🧵 Why are we still using lithium ion batteries?
Anonymous at Fri, 26 Apr 2024 04:22:30 UTC No. 16146347
>slap a secondary coil on the inductor
>charge the capacitor in short spurts
>battery equivalent energy density???
Anonymous at Fri, 26 Apr 2024 12:53:17 UTC No. 16146764
>>16146347
> battery equivalent energy density???
no it isn't. not even close. eat shit
Anonymous at Fri, 26 Apr 2024 13:25:09 UTC No. 16146800
>>16146347
Sounds totally possible, just make sure you take care of ground
Anonymous at Fri, 26 Apr 2024 17:21:51 UTC No. 16147108
>capacitor: holds less energy than battery for less time
>inductor: holds less energy than capacitor for less time
>slopping one energy between the two's rating gives better energy density
Yeah
Anonymous at Fri, 26 Apr 2024 17:50:05 UTC No. 16147158
>>16147108
>resonance? what’s that?
Anonymous at Fri, 26 Apr 2024 18:47:51 UTC No. 16147241
>>16147158
Your buzzword "resonance" doesn't have any meaning in this context dumbass. You can pull as much energy as you fed into this circuit initially. And storing Li-Ion battery level energy into a capacitor would require megavolts of voltage. Good luck finding a capacitor that doesn't explode at those voltage levels.
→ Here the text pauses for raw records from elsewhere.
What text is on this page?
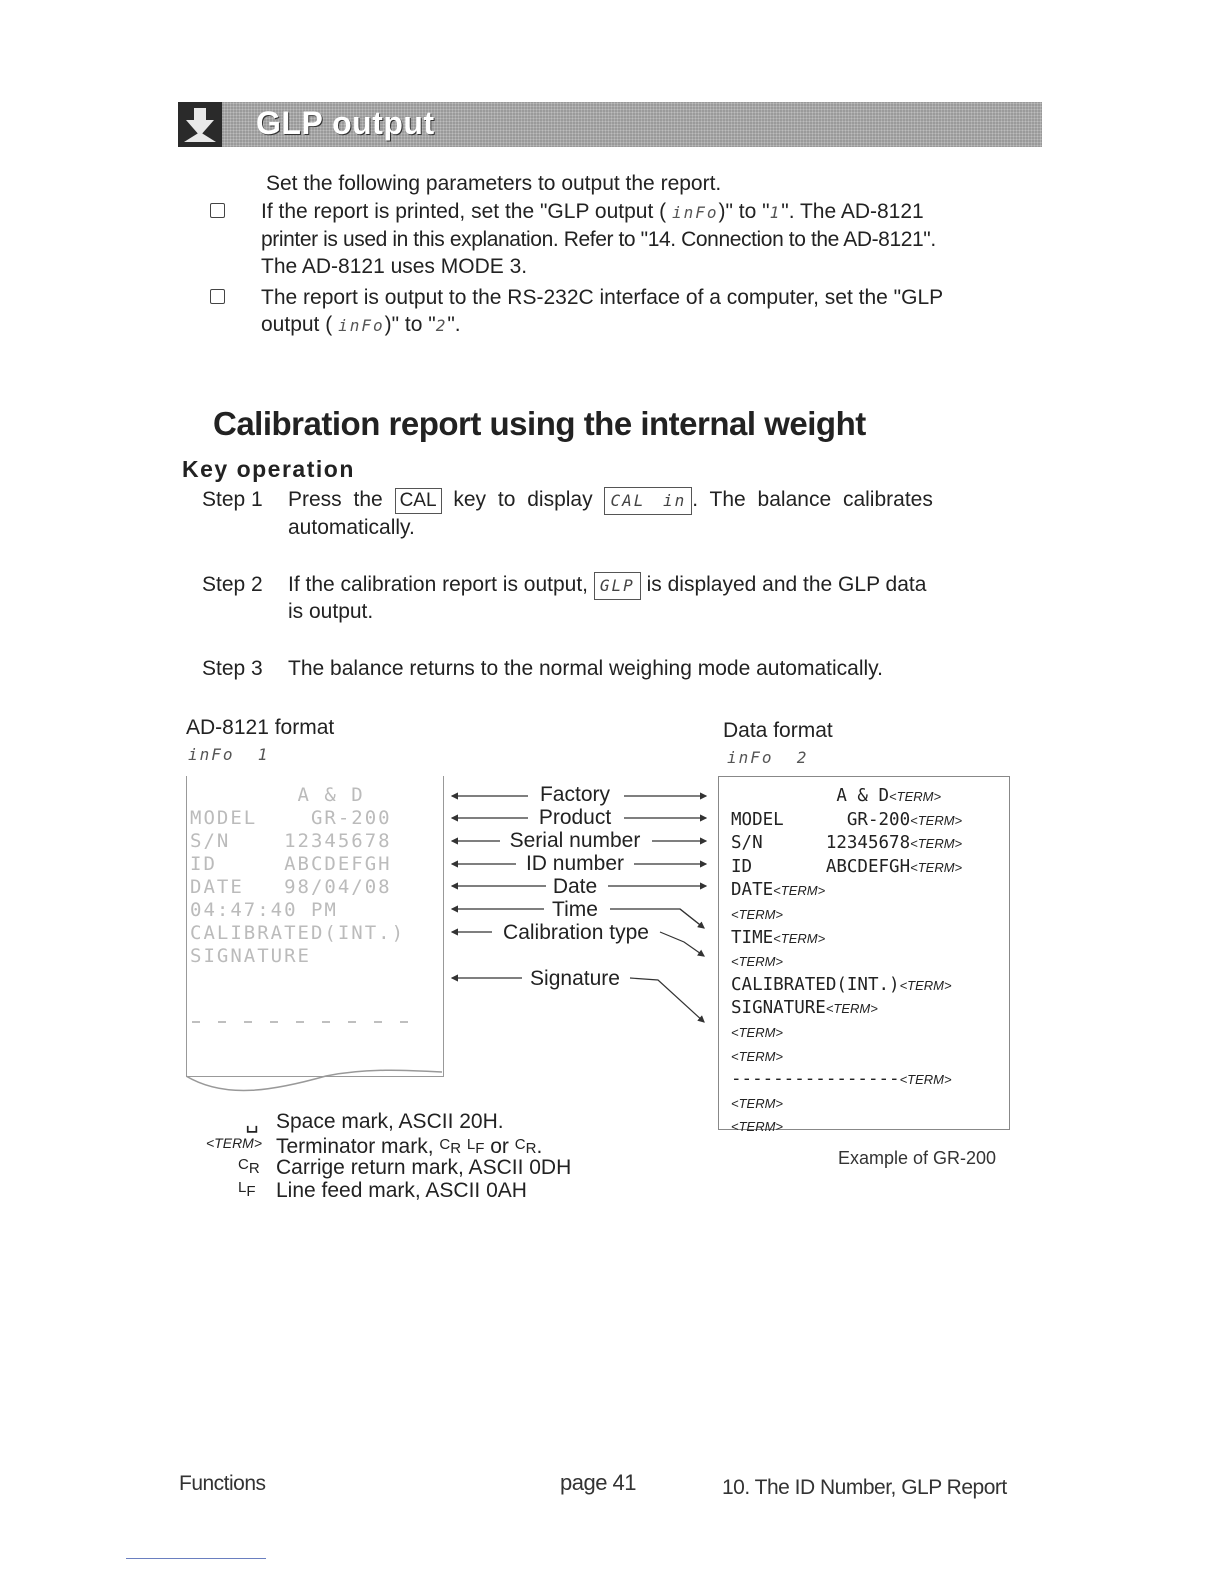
GLP output
Set the following parameters to output the report.
If the report is printed, set the "GLP output ( inFo)" to "1". The AD-8121
printer is used in this explanation. Refer to "14. Connection to the AD-8121".
The AD-8121 uses MODE 3.
The report is output to the RS-232C interface of a computer, set the "GLP
output ( inFo)" to "2".
Calibration report using the internal weight
Key operation
Step 1 Press the CAL key to display CAL in . The balance calibrates
automatically.
Step 2 If the calibration report is output, GLP is displayed and the GLP data
is output.
Step 3 The balance returns to the normal weighing mode automatically.
AD-8121 format
inFo  1
Data format
inFo  2
A & D
MODEL    GR-200
S/N    12345678
ID     ABCDEFGH
DATE   98/04/08
04:47:40 PM
CALIBRATED(INT.)
SIGNATURE
Factory
Product
Serial number
ID number
Date
Time
Calibration type
Signature
A & D<TERM>
MODEL      GR-200<TERM>
S/N      12345678<TERM>
ID       ABCDEFGH<TERM>
DATE<TERM>
<TERM>
TIME<TERM>
<TERM>
CALIBRATED(INT.)<TERM>
SIGNATURE<TERM>
<TERM>
<TERM>
----------------<TERM>
<TERM>
<TERM>
Example of GR-200
␣ Space mark, ASCII 20H.
<TERM> Terminator mark, CR LF or CR.
CR Carrige return mark, ASCII 0DH
LF Line feed mark, ASCII 0AH
Functions	page 41	10. The ID Number, GLP Report
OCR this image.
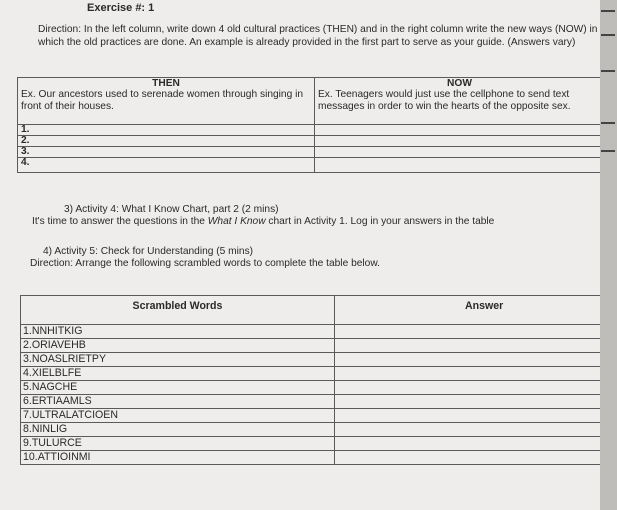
Exercise #: 1
Direction: In the left column, write down 4 old cultural practices (THEN) and in the right column write the new ways (NOW) in which the old practices are done. An example is already provided in the first part to serve as your guide. (Answers vary)
THEN	NOW
Ex. Our ancestors used to serenade women through singing in front of their houses.	Ex. Teenagers would just use the cellphone to send text messages in order to win the hearts of the opposite sex.
1.	
2.	
3.	
4.	
3) Activity 4: What I Know Chart, part 2 (2 mins)
It's time to answer the questions in the What I Know chart in Activity 1. Log in your answers in the table
4) Activity 5: Check for Understanding (5 mins)
Direction: Arrange the following scrambled words to complete the table below.
Scrambled Words	Answer
1.NNHITKIG	
2.ORIAVEHB	
3.NOASLRIETPY	
4.XIELBLFE	
5.NAGCHE	
6.ERTIAAMLS	
7.ULTRALATCIOEN	
8.NINLIG	
9.TULURCE	
10.ATTIOINMI	
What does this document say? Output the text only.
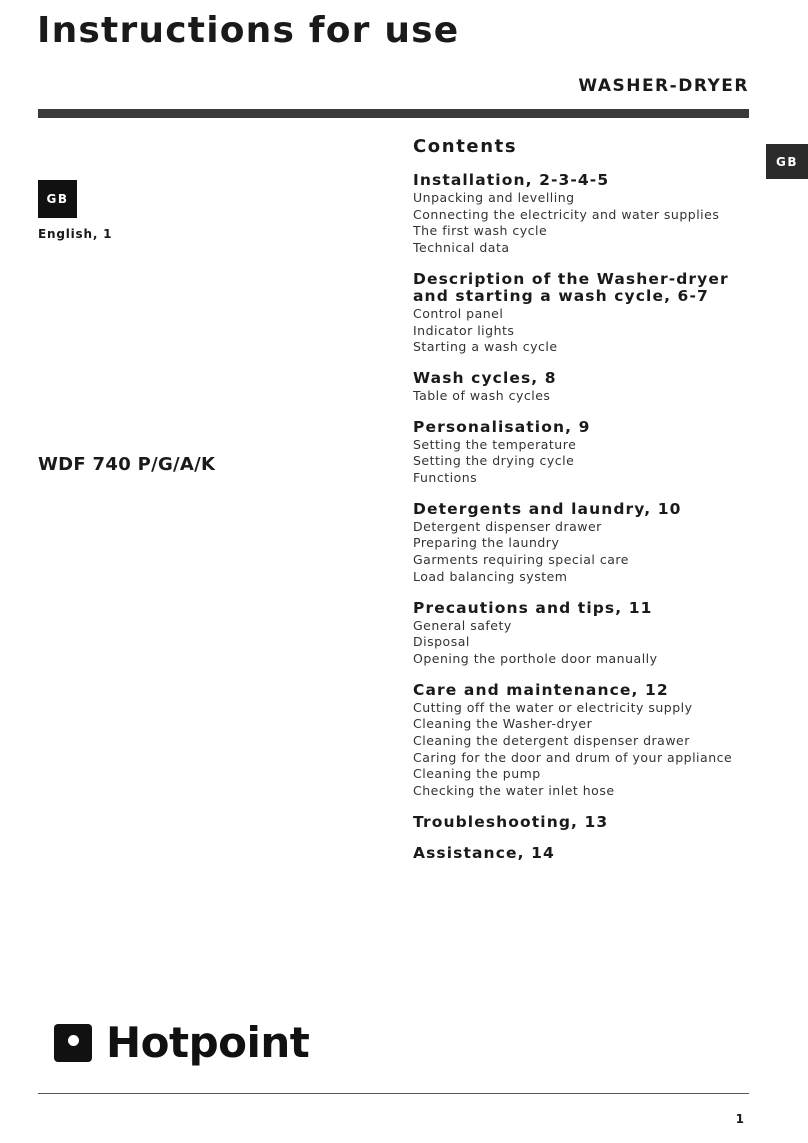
Instructions for use
WASHER-DRYER
GB
GB
English, 1
WDF 740 P/G/A/K
Contents
Installation, 2-3-4-5
Unpacking and levelling
Connecting the electricity and water supplies
The first wash cycle
Technical data
Description of the Washer-dryer and starting a wash cycle, 6-7
Control panel
Indicator lights
Starting a wash cycle
Wash cycles, 8
Table of wash cycles
Personalisation, 9
Setting the temperature
Setting the drying cycle
Functions
Detergents and laundry, 10
Detergent dispenser drawer
Preparing the laundry
Garments requiring special care
Load balancing system
Precautions and tips, 11
General safety
Disposal
Opening the porthole door manually
Care and maintenance, 12
Cutting off the water or electricity supply
Cleaning the Washer-dryer
Cleaning the detergent dispenser drawer
Caring for the door and drum of your appliance
Cleaning the pump
Checking the water inlet hose
Troubleshooting, 13
Assistance, 14
Hotpoint
1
Secondly you picked an LC circuit because of this mighty "resonance" but in fact the energy stored in this circuit will quickly vanish due to ohmic losses in both of these components.
Anonymous at Fri, 26 Apr 2024 22:37:53 UTC No. 16147499
>>16146347
Because people already invested a lot in their manufacture. And also is good to have lithium sitting around when we switch batteries, so lithium can be used in space craft.